I might’ve named that Fm/A chord in the third measure differently, but in any case, there’s no Em in the third measure, nor anything especially close to it; and what’s more, hardly any of their chords look right to me. Still, none of this necessarily means that if and when I hear Hayes’s “Loyalty” I won’t hear the same progression as in Lamar’s. It does mean I disagree with their harmonic analysis of “Loyalty.”

And as for the melody, Lamar’s loop sounds like chipmunked vocals over synthesizer chords with lots of “choppy” edits and retriggers. There’s a reason for that.

Remind yourself how the first 15 seconds of Bruno Mars’ 24k Magic sounds. Then stop. I know… it’s hard to not listen to the whole fantastic track even though you’ve heard it a zillion times before.
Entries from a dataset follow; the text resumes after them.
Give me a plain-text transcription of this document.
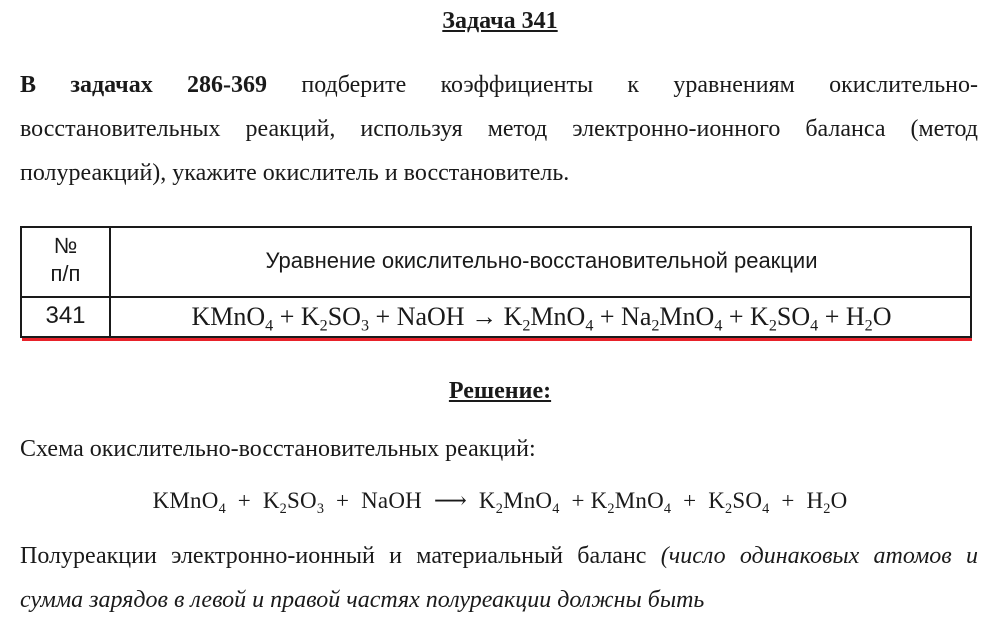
Задача 341
В задачах 286-369 подберите коэффициенты к уравнениям окислительно-восстановительных реакций, используя метод электронно-ионного баланса (метод полуреакций), укажите окислитель и восстановитель.
№
п/п
Уравнение окислительно-восстановительной реакции
341	KMnO$_4$ + $K_2SO_3$ + NaOH → $K_2MnO_4 + Na_2MnO_4 + K_2SO_4 + H_2O$
Решение:
Схема окислительно-восстановительных реакций:
KMnO$_4$  +  $K_2SO_3$  +  NaOH  ⟶  $K_2MnO_4 + K_2MnO_4 + K_2SO_4 + H_2O$
Полуреакции электронно-ионный и материальный баланс (число одинаковых атомов и сумма зарядов в левой и правой частях полуреакции должны быть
You can come back to that. Just listen to the intro.

Then imagine I take that auto-tuned “to-nighhhhhhhhht” melisma he does and I reverse it.

To-nighhhhhhhhhhhht.

That’s the chipmunky vocal melody you hear in Lamar’s “Loyalty” loop. And, yes, I’d need to do some work to get it to sound exactly right, but I’d have the entire “Loyalty” loop, synthesizer sounding stuff and all, in about 30 minutes. In its entirety, it’s 24k Magic, backwards.

And this sure appears to be the melody that’s written out in the complaint.

So let’s wait and see if we ever hear the Hayes composition. Perhaps there’s more to be considered. It’s possible.